Synaptic Device、Neuromorphic Computing、Polymer Wire

The rapid advancement of Artificial Intelligence (AI) has driven demand for energy-efficient and high-performance computing architectures beyond the traditional Von Neumann model. Neuromorphic computing offers a brain-inspired alternative by integrating memory and processing. Organic-based synaptic devices are promising neuromorphic platforms due to their biocompatibility, flexibility, and tunability. However, challenges remain regarding structural degradation and operational stability. In this study, we report a two-terminal synaptic wetware device based on hydroxymethyl PEDOT:sodium dodecyl benzene sulfonate (PEDOT-MeOH:SDBS) polymer wires.

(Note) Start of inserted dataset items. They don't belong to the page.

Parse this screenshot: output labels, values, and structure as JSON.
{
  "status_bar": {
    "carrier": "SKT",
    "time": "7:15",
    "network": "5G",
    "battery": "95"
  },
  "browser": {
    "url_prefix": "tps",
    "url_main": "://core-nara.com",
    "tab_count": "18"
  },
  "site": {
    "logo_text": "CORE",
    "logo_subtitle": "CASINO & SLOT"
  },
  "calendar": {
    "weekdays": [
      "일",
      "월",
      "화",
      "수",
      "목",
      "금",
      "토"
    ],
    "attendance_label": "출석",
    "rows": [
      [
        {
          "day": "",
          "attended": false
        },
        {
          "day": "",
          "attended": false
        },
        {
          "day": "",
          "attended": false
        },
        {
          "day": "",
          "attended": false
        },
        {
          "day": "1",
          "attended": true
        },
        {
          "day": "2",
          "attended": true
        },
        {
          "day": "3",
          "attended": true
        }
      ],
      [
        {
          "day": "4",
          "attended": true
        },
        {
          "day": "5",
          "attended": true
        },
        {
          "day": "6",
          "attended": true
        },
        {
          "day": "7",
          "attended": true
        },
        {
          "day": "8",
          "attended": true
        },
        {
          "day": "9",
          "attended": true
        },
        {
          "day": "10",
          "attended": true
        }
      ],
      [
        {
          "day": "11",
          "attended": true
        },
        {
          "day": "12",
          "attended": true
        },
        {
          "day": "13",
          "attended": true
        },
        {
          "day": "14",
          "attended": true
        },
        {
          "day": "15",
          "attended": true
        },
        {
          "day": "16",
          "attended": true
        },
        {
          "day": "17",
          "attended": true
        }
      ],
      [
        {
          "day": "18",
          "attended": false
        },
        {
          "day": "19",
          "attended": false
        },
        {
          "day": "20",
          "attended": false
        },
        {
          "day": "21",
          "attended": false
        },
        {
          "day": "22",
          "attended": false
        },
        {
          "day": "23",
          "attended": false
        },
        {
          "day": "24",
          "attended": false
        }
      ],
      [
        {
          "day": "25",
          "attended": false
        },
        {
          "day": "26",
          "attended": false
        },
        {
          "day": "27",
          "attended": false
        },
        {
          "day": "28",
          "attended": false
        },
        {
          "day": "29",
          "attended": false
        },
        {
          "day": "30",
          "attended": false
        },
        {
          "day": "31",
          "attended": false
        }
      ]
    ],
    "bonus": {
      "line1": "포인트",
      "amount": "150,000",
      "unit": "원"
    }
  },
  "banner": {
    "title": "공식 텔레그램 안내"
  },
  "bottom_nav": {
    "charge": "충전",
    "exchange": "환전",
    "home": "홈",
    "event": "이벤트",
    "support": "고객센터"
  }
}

Repeated voltage pulses on one side of the wire induced structural asymmetry and enabled short-term potentiation and depression via uneven ionic doping. Additionally, the wire showed excellent endurance over 100 cycles when suspended in ethylene glycol. To demonstrate neuromorphic functionality, the conductance states of the wires were used as physical kernels for a convolutional neural network digit classification task. During training, the conductance states of the wires were tuned via voltage application. The system achieved 96% accuracy over 450 epochs for classifying 5 x 5 digits from 0-9, showcasing the potential of polymer-based wetware for neuromorphic computing.